President of the Czech Republic Peter Pavel in early May comments, said Ukraine will likely receive the first 180,000 shells purchased by EU states in June. Czech Prime Minister Petr Fiala in March statements, said first deliveries would take place in April. The current expected delivery date is sometime in June, the Ukrainian Defense Express magazine reported on Tuesday.
Ukrainian gunners field hundreds of guns, mortars and howitzers firing the Soviet-standard 82mm, 122mm, 152mm and 203mm calibers; and hundreds more firing the NATO-standard 60mm, 81mm, 105mm and 155mm calibers. All calibers have been short or critically short since the Fall of 2023.
The Czech initiative initially should deliver Ukraine 500,000 155mm shells and 300,000 122mm shells, Prague officials have said.
Russian battlefield accounts reporting on battles this week have described an AFU now possessing enough artillery ammunition for at least local battles – particularly the workhorse 155mm shell.
Russian milblogger Evgeniy Balitskiy, reporting from the southern Zaporizhzhia sector on May 20, described Ukrainian fires against Kremlin troops attacking near the town Vasylivka said: “Yes, they (Ukrainian artillery) have been hitting us with everything they have, 155mm shells, there are cluster munitions flying everywhere. FPV drones are flying… Plus at 5:30 [a.m.] they fired smoke shells to make a smoke screen, which is something we don’t do…Vasylivka hasn’t seen a bombardment this intense in a long time.”
Russian “military correspondent” Simon Pegov reported heavy Ukrainian artillery fire in his War Gonzo Telegram channel on Tuesday. Ukrainian forces, using shells and FPV drones in tandem, have halted recent ground attacks and now are making supplying forward troops and evacuating Russian wounded almost impossible, he said.
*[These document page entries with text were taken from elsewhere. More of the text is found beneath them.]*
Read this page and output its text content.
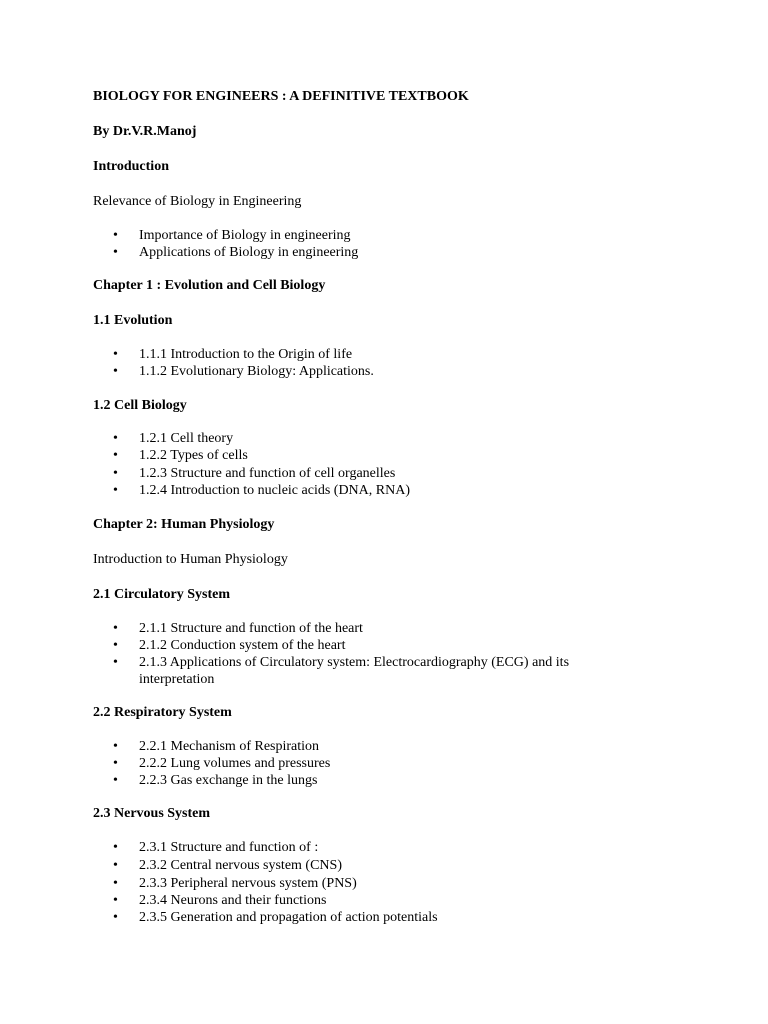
BIOLOGY FOR ENGINEERS : A DEFINITIVE TEXTBOOK
By Dr.V.R.Manoj
Introduction
Relevance of Biology in Engineering
• Importance of Biology in engineering
• Applications of Biology in engineering
Chapter 1 : Evolution and Cell Biology
1.1 Evolution
• 1.1.1 Introduction to the Origin of life
• 1.1.2 Evolutionary Biology: Applications.
1.2 Cell Biology
• 1.2.1 Cell theory
• 1.2.2 Types of cells
• 1.2.3 Structure and function of cell organelles
• 1.2.4 Introduction to nucleic acids (DNA, RNA)
Chapter 2: Human Physiology
Introduction to Human Physiology
2.1 Circulatory System
• 2.1.1 Structure and function of the heart
• 2.1.2 Conduction system of the heart
• 2.1.3 Applications of Circulatory system: Electrocardiography (ECG) and its
interpretation
2.2 Respiratory System
• 2.2.1 Mechanism of Respiration
• 2.2.2 Lung volumes and pressures
• 2.2.3 Gas exchange in the lungs
2.3 Nervous System
• 2.3.1 Structure and function of :
• 2.3.2 Central nervous system (CNS)
• 2.3.3 Peripheral nervous system (PNS)
• 2.3.4 Neurons and their functions
• 2.3.5 Generation and propagation of action potentials
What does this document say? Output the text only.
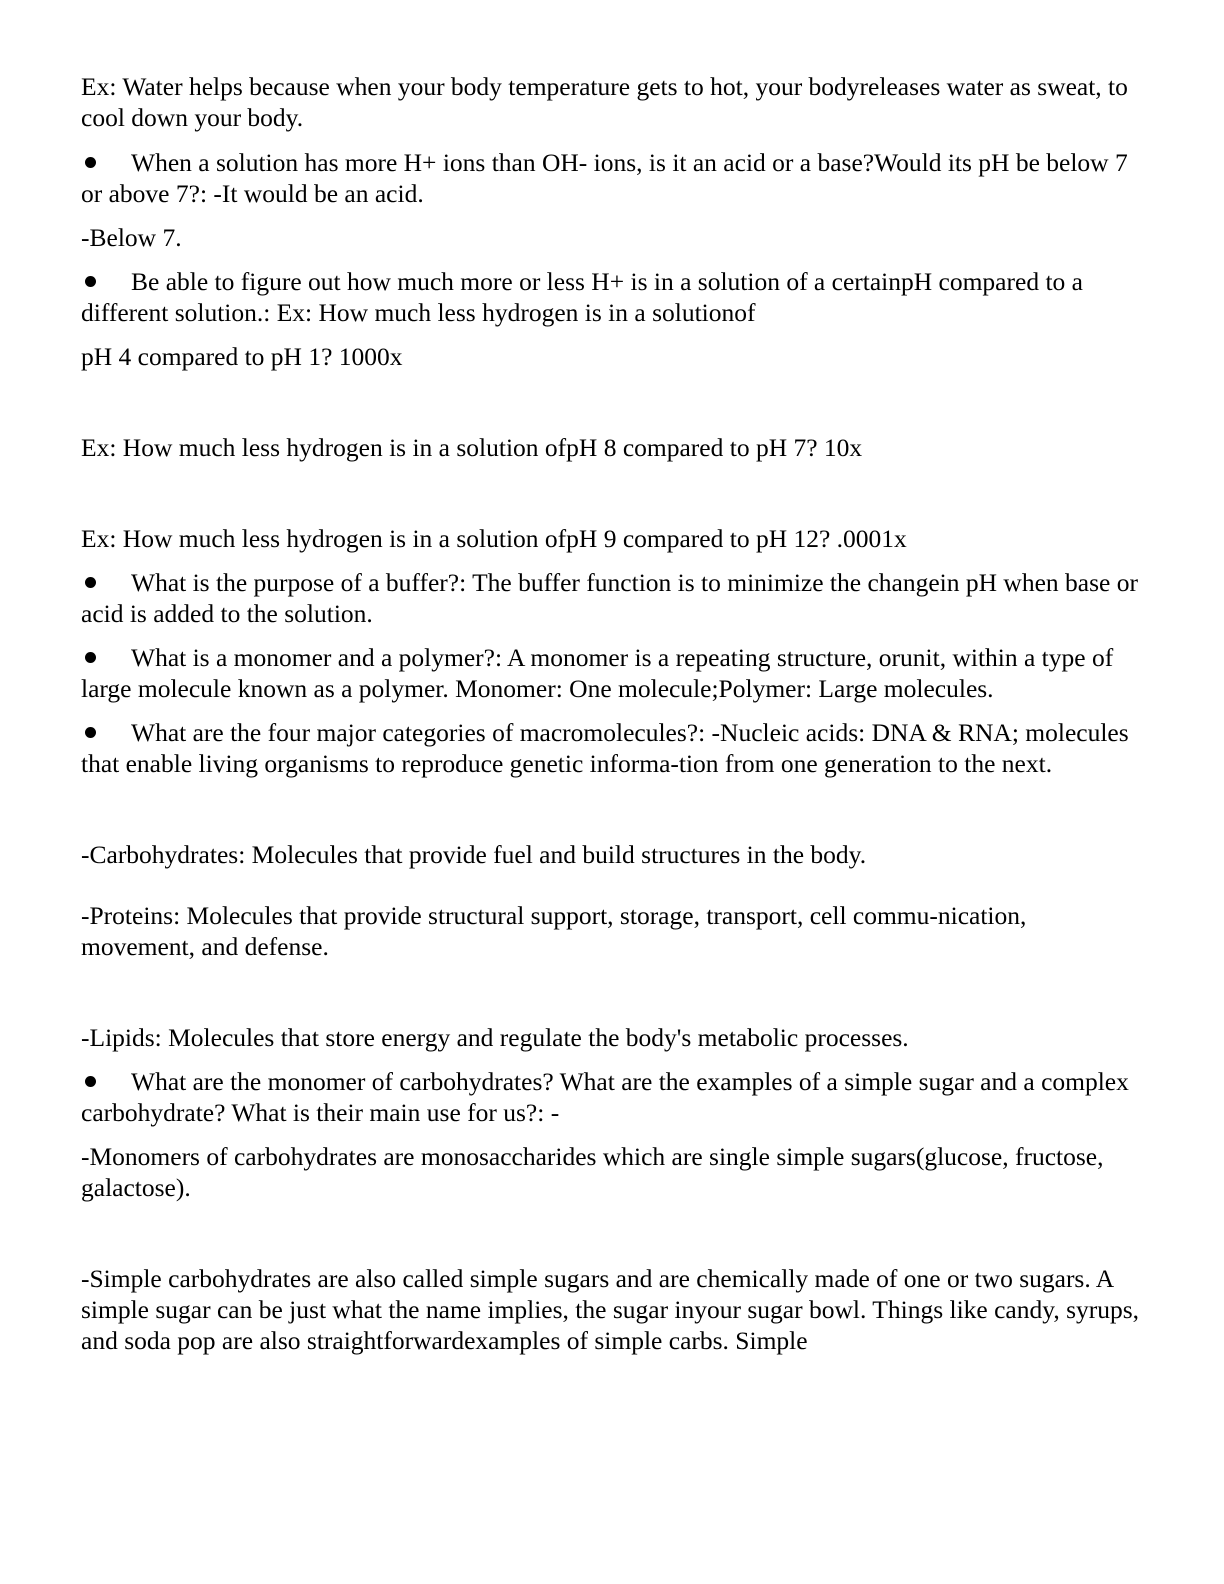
Ex: Water helps because when your body temperature gets to hot, your bodyreleases water as sweat, to cool down your body.

When a solution has more H+ ions than OH- ions, is it an acid or a base?Would its pH be below 7 or above 7?: -It would be an acid.

-Below 7.

Be able to figure out how much more or less H+ is in a solution of a certainpH compared to a different solution.: Ex: How much less hydrogen is in a solutionof

pH 4 compared to pH 1? 1000x

Ex: How much less hydrogen is in a solution ofpH 8 compared to pH 7? 10x

Ex: How much less hydrogen is in a solution ofpH 9 compared to pH 12? .0001x

What is the purpose of a buffer?: The buffer function is to minimize the changein pH when base or acid is added to the solution.

What is a monomer and a polymer?: A monomer is a repeating structure, orunit, within a type of large molecule known as a polymer. Monomer: One molecule;Polymer: Large molecules.

What are the four major categories of macromolecules?: -Nucleic acids: DNA & RNA; molecules that enable living organisms to reproduce genetic informa-tion from one generation to the next.

-Carbohydrates: Molecules that provide fuel and build structures in the body.

-Proteins: Molecules that provide structural support, storage, transport, cell commu-nication, movement, and defense.

-Lipids: Molecules that store energy and regulate the body's metabolic processes.

What are the monomer of carbohydrates? What are the examples of a simple sugar and a complex carbohydrate? What is their main use for us?: -

-Monomers of carbohydrates are monosaccharides which are single simple sugars(glucose, fructose, galactose).

-Simple carbohydrates are also called simple sugars and are chemically made of one or two sugars. A simple sugar can be just what the name implies, the sugar inyour sugar bowl. Things like candy, syrups, and soda pop are also straightforwardexamples of simple carbs. Simple
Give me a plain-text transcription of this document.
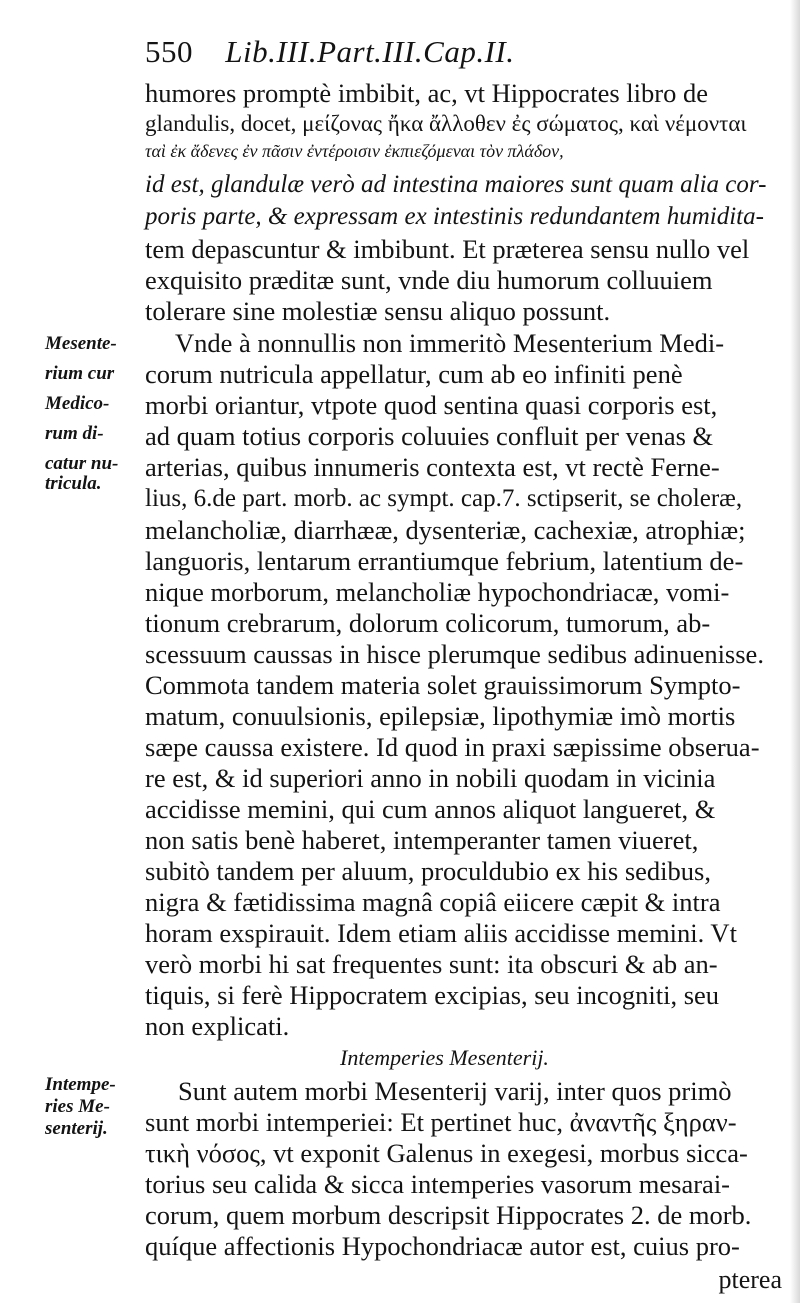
550 Lib.III.Part.III.Cap.II.
humores promptè imbibit, ac, vt Hippocrates libro de
glandulis, docet, μείζονας ἤκα ἄλλοθεν ἐς σώματος, καὶ νέμονται
ταὶ ἐκ ἄδενες ἐν πᾶσιν ἐντέροισιν ἐκπιεζόμεναι τὸν πλάδον,
id est, glandulæ verò ad intestina maiores sunt quam alia cor-
poris parte, & expressam ex intestinis redundantem humidita-
tem depascuntur & imbibunt. Et præterea sensu nullo vel
exquisito præditæ sunt, vnde diu humorum colluuiem
tolerare sine molestiæ sensu aliquo possunt.
Vnde à nonnullis non immeritò Mesenterium Medi-
corum nutricula appellatur, cum ab eo infiniti penè
morbi oriantur, vtpote quod sentina quasi corporis est,
ad quam totius corporis coluuies confluit per venas &
arterias, quibus innumeris contexta est, vt rectè Ferne-
lius, 6.de part. morb. ac sympt. cap.7. sctipserit, se choleræ,
melancholiæ, diarrhææ, dysenteriæ, cachexiæ, atrophiæ;
languoris, lentarum errantiumque febrium, latentium de-
nique morborum, melancholiæ hypochondriacæ, vomi-
tionum crebrarum, dolorum colicorum, tumorum, ab-
scessuum caussas in hisce plerumque sedibus adinuenisse.
Commota tandem materia solet grauissimorum Sympto-
matum, conuulsionis, epilepsiæ, lipothymiæ imò mortis
sæpe caussa existere. Id quod in praxi sæpissime obserua-
re est, & id superiori anno in nobili quodam in vicinia
accidisse memini, qui cum annos aliquot langueret, &
non satis benè haberet, intemperanter tamen viueret,
subitò tandem per aluum, proculdubio ex his sedibus,
nigra & fætidissima magnâ copiâ eiicere cæpit & intra
horam exspirauit. Idem etiam aliis accidisse memini. Vt
verò morbi hi sat frequentes sunt: ita obscuri & ab an-
tiquis, si ferè Hippocratem excipias, seu incogniti, seu
non explicati.
Intemperies Mesenterij.
Sunt autem morbi Mesenterij varij, inter quos primò
sunt morbi intemperiei: Et pertinet huc, ἀναντῆς ξηραν-
τικὴ νόσος, vt exponit Galenus in exegesi, morbus sicca-
torius seu calida & sicca intemperies vasorum mesarai-
corum, quem morbum descripsit Hippocrates 2. de morb.
quíque affectionis Hypochondriacæ autor est, cuius pro-
pterea
Mesente-
rium cur
Medico-
rum di-
catur nu-
tricula.
Intempe-
ries Me-
senterij.
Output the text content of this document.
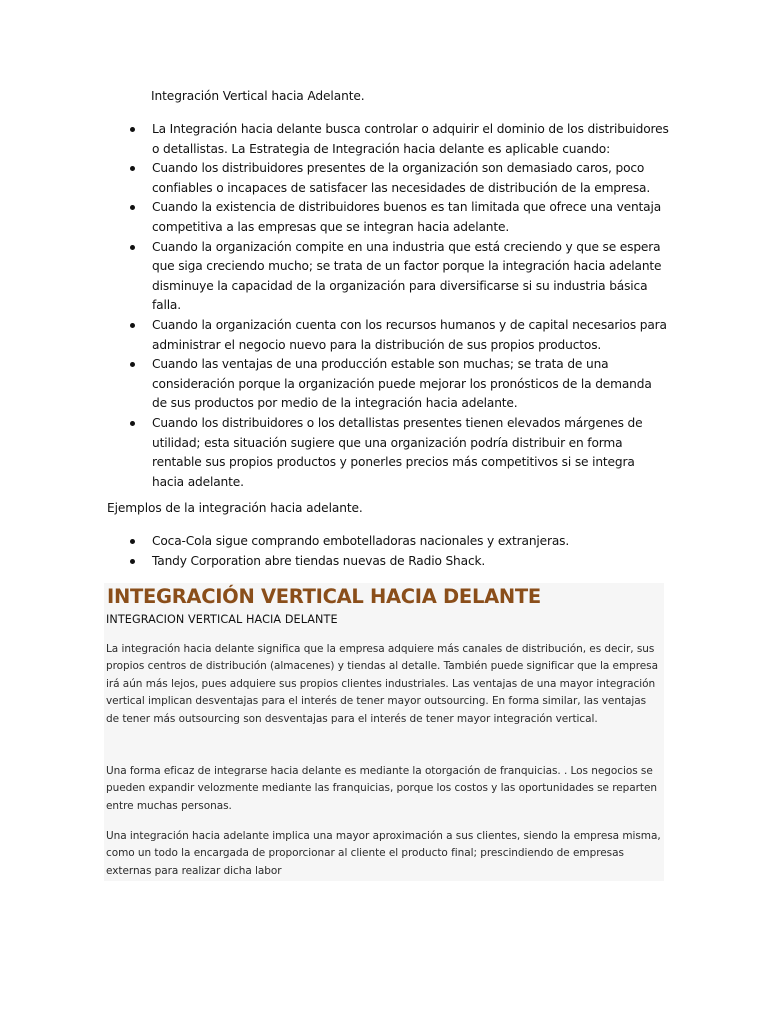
Integración Vertical hacia Adelante.
La Integración hacia delante busca controlar o adquirir el dominio de los distribuidores o detallistas. La Estrategia de Integración hacia delante es aplicable cuando:
Cuando los distribuidores presentes de la organización son demasiado caros, poco confiables o incapaces de satisfacer las necesidades de distribución de la empresa.
Cuando la existencia de distribuidores buenos es tan limitada que ofrece una ventaja competitiva a las empresas que se integran hacia adelante.
Cuando la organización compite en una industria que está creciendo y que se espera que siga creciendo mucho; se trata de un factor porque la integración hacia adelante disminuye la capacidad de la organización para diversificarse si su industria básica falla.
Cuando la organización cuenta con los recursos humanos y de capital necesarios para administrar el negocio nuevo para la distribución de sus propios productos.
Cuando las ventajas de una producción estable son muchas; se trata de una consideración porque la organización puede mejorar los pronósticos de la demanda de sus productos por medio de la integración hacia adelante.
Cuando los distribuidores o los detallistas presentes tienen elevados márgenes de utilidad; esta situación sugiere que una organización podría distribuir en forma rentable sus propios productos y ponerles precios más competitivos si se integra hacia adelante.

Ejemplos de la integración hacia adelante.

Coca-Cola sigue comprando embotelladoras nacionales y extranjeras.
Tandy Corporation abre tiendas nuevas de Radio Shack.
INTEGRACIÓN VERTICAL HACIA DELANTE
INTEGRACION VERTICAL HACIA DELANTE

La integración hacia delante significa que la empresa adquiere más canales de distribución, es decir, sus propios centros de distribución (almacenes) y tiendas al detalle. También puede significar que la empresa irá aún más lejos, pues adquiere sus propios clientes industriales. Las ventajas de una mayor integración vertical implican desventajas para el interés de tener mayor outsourcing. En forma similar, las ventajas de tener más outsourcing son desventajas para el interés de tener mayor integración vertical.

Una forma eficaz de integrarse hacia delante es mediante la otorgación de franquicias. . Los negocios se pueden expandir velozmente mediante las franquicias, porque los costos y las oportunidades se reparten entre muchas personas.

Una integración hacia adelante implica una mayor aproximación a sus clientes, siendo la empresa misma, como un todo la encargada de proporcionar al cliente el producto final; prescindiendo de empresas externas para realizar dicha labor
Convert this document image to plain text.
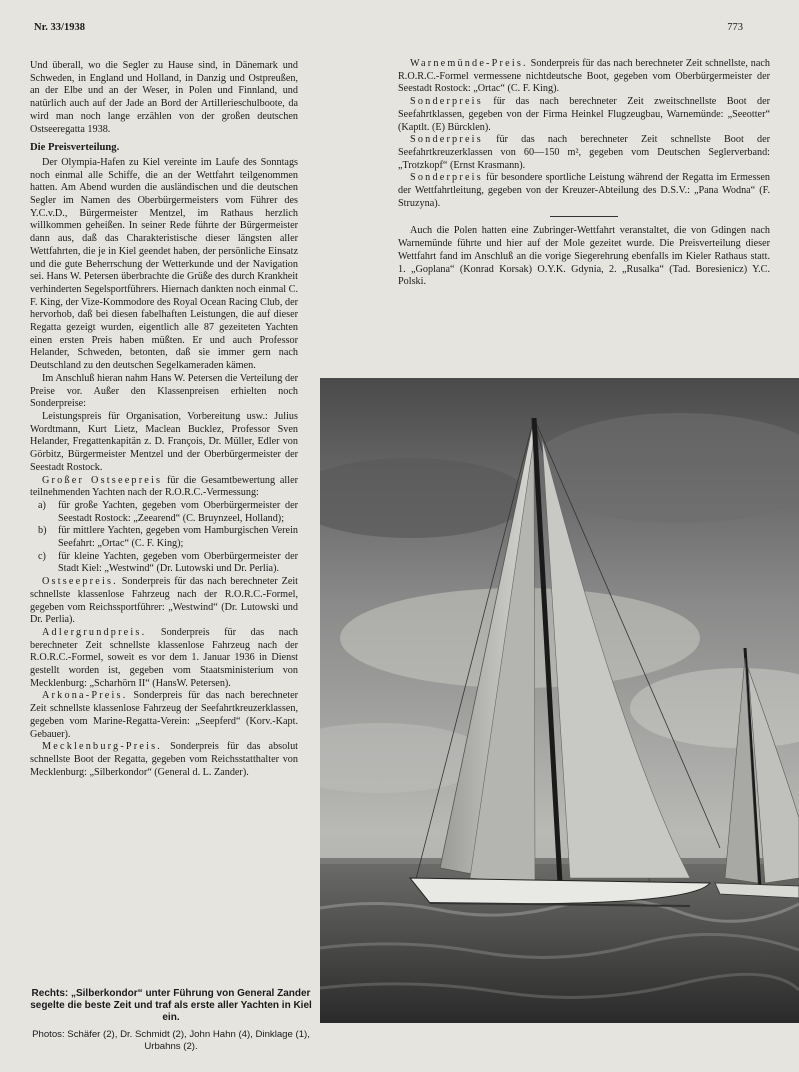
Nr. 33/1938	773

Und überall, wo die Segler zu Hause sind, in Dänemark und Schweden, in England und Holland, in Danzig und Ostpreußen, an der Elbe und an der Weser, in Polen und Finnland, und natürlich auch auf der Jade an Bord der Artillerieschulboote, da wird man noch lange erzählen von der großen deutschen Ostseeregatta 1938.

Die Preisverteilung.

Der Olympia-Hafen zu Kiel vereinte im Laufe des Sonntags noch einmal alle Schiffe, die an der Wettfahrt teilgenommen hatten. Am Abend wurden die ausländischen und die deutschen Segler im Namen des Oberbürgermeisters vom Führer des Y.C.v.D., Bürgermeister Mentzel, im Rathaus herzlich willkommen geheißen. In seiner Rede führte der Bürgermeister dann aus, daß das Charakteristische dieser längsten aller Wettfahrten, die je in Kiel geendet haben, der persönliche Einsatz und die gute Beherrschung der Wetterkunde und der Navigation sei. Hans W. Petersen überbrachte die Grüße des durch Krankheit verhinderten Segelsportführers. Hiernach dankten noch einmal C. F. King, der Vize-Kommodore des Royal Ocean Racing Club, der hervorhob, daß bei diesen fabelhaften Leistungen, die auf dieser Regatta gezeigt wurden, eigentlich alle 87 gezeiteten Yachten einen ersten Preis haben müßten. Er und auch Professor Helander, Schweden, betonten, daß sie immer gern nach Deutschland zu den deutschen Segelkameraden kämen.

Im Anschluß hieran nahm Hans W. Petersen die Verteilung der Preise vor. Außer den Klassenpreisen erhielten noch Sonderpreise:

Leistungspreis für Organisation, Vorbereitung usw.: Julius Wordtmann, Kurt Lietz, Maclean Bucklez, Professor Sven Helander, Fregattenkapitän z. D. François, Dr. Müller, Edler von Görbitz, Bürgermeister Mentzel und der Oberbürgermeister der Seestadt Rostock.

Großer Ostseepreis für die Gesamtbewertung aller teilnehmenden Yachten nach der R.O.R.C.-Vermessung:

a) für große Yachten, gegeben vom Oberbürgermeister der Seestadt Rostock: „Zeearend“ (C. Bruynzeel, Holland);
b) für mittlere Yachten, gegeben vom Hamburgischen Verein Seefahrt: „Ortac“ (C. F. King);
c) für kleine Yachten, gegeben vom Oberbürgermeister der Stadt Kiel: „Westwind“ (Dr. Lutowski und Dr. Perlia).

Ostseepreis. Sonderpreis für das nach berechneter Zeit schnellste klassenlose Fahrzeug nach der R.O.R.C.-Formel, gegeben vom Reichssportführer: „Westwind“ (Dr. Lutowski und Dr. Perlia).

Adlergrundpreis. Sonderpreis für das nach berechneter Zeit schnellste klassenlose Fahrzeug nach der R.O.R.C.-Formel, soweit es vor dem 1. Januar 1936 in Dienst gestellt worden ist, gegeben vom Staatsministerium von Mecklenburg: „Scharhörn II“ (HansW. Petersen).

Arkona-Preis. Sonderpreis für das nach berechneter Zeit schnellste klassenlose Fahrzeug der Seefahrtkreuzerklassen, gegeben vom Marine-Regatta-Verein: „Seepferd“ (Korv.-Kapt. Gebauer).

Mecklenburg-Preis. Sonderpreis für das absolut schnellste Boot der Regatta, gegeben vom Reichsstatthalter von Mecklenburg: „Silberkondor“ (General d. L. Zander).

Warnemünde-Preis. Sonderpreis für das nach berechneter Zeit schnellste, nach R.O.R.C.-Formel vermessene nichtdeutsche Boot, gegeben vom Oberbürgermeister der Seestadt Rostock: „Ortac“ (C. F. King).

Sonderpreis für das nach berechneter Zeit zweitschnellste Boot der Seefahrtklassen, gegeben von der Firma Heinkel Flugzeugbau, Warnemünde: „Seeotter“ (Kaptlt. (E) Bürcklen).

Sonderpreis für das nach berechneter Zeit schnellste Boot der Seefahrtkreuzerklassen von 60—150 m², gegeben vom Deutschen Seglerverband: „Trotzkopf“ (Ernst Krasmann).

Sonderpreis für besondere sportliche Leistung während der Regatta im Ermessen der Wettfahrtleitung, gegeben von der Kreuzer-Abteilung des D.S.V.: „Pana Wodna“ (F. Struzyna).

Auch die Polen hatten eine Zubringer-Wettfahrt veranstaltet, die von Gdingen nach Warnemünde führte und hier auf der Mole gezeitet wurde. Die Preisverteilung dieser Wettfahrt fand im Anschluß an die vorige Siegerehrung ebenfalls im Kieler Rathaus statt. 1. „Goplana“ (Konrad Korsak) O.Y.K. Gdynia, 2. „Rusalka“ (Tad. Boresienicz) Y.C. Polski.

Rechts: „Silberkondor“ unter Führung von General Zander segelte die beste Zeit und traf als erste aller Yachten in Kiel ein.
Photos: Schäfer (2), Dr. Schmidt (2), John Hahn (4), Dinklage (1), Urbahns (2).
“Necessary and full-fledged rotations of personnel, saturation of (further Russian advance into) occupied territories with troops and guns after almost two weeks of intense fighting – sometimes become impossible – due to massive artillery fire and the saturation of the front with enemy FPV drones...If at the beginning of the offensive operation (against Kharkiv) there was relative parity in these indicators (manpower, artillery, drones), now the numerical superiority – and this is obvious to everyone at the front – is on the enemy’s side,” Pegov wrote in part.
Agil Rustamzade, an Azerbaijan military analyst closely tracking the Russo-Ukrainian War, in Monday comments to the UkrLife news stream platform, predicted increasing Ukrainian combat firepower thanks to rising supplies of artillery ammunition will likely continue.
“We are seeing an increase in the firepower available to the Ukrainian army. At the same time, we are seeing a reduction in the attack capacities of the Russian army...every day the firepower of the Ukrainian army is growing. This is ammunition, this is artillery, and this is drones. Every day we can see how Russian offensive capacity is melting away. This is taking place because the Ukrainian army is moving to a high level of destructive capacity,” Rustamzade said.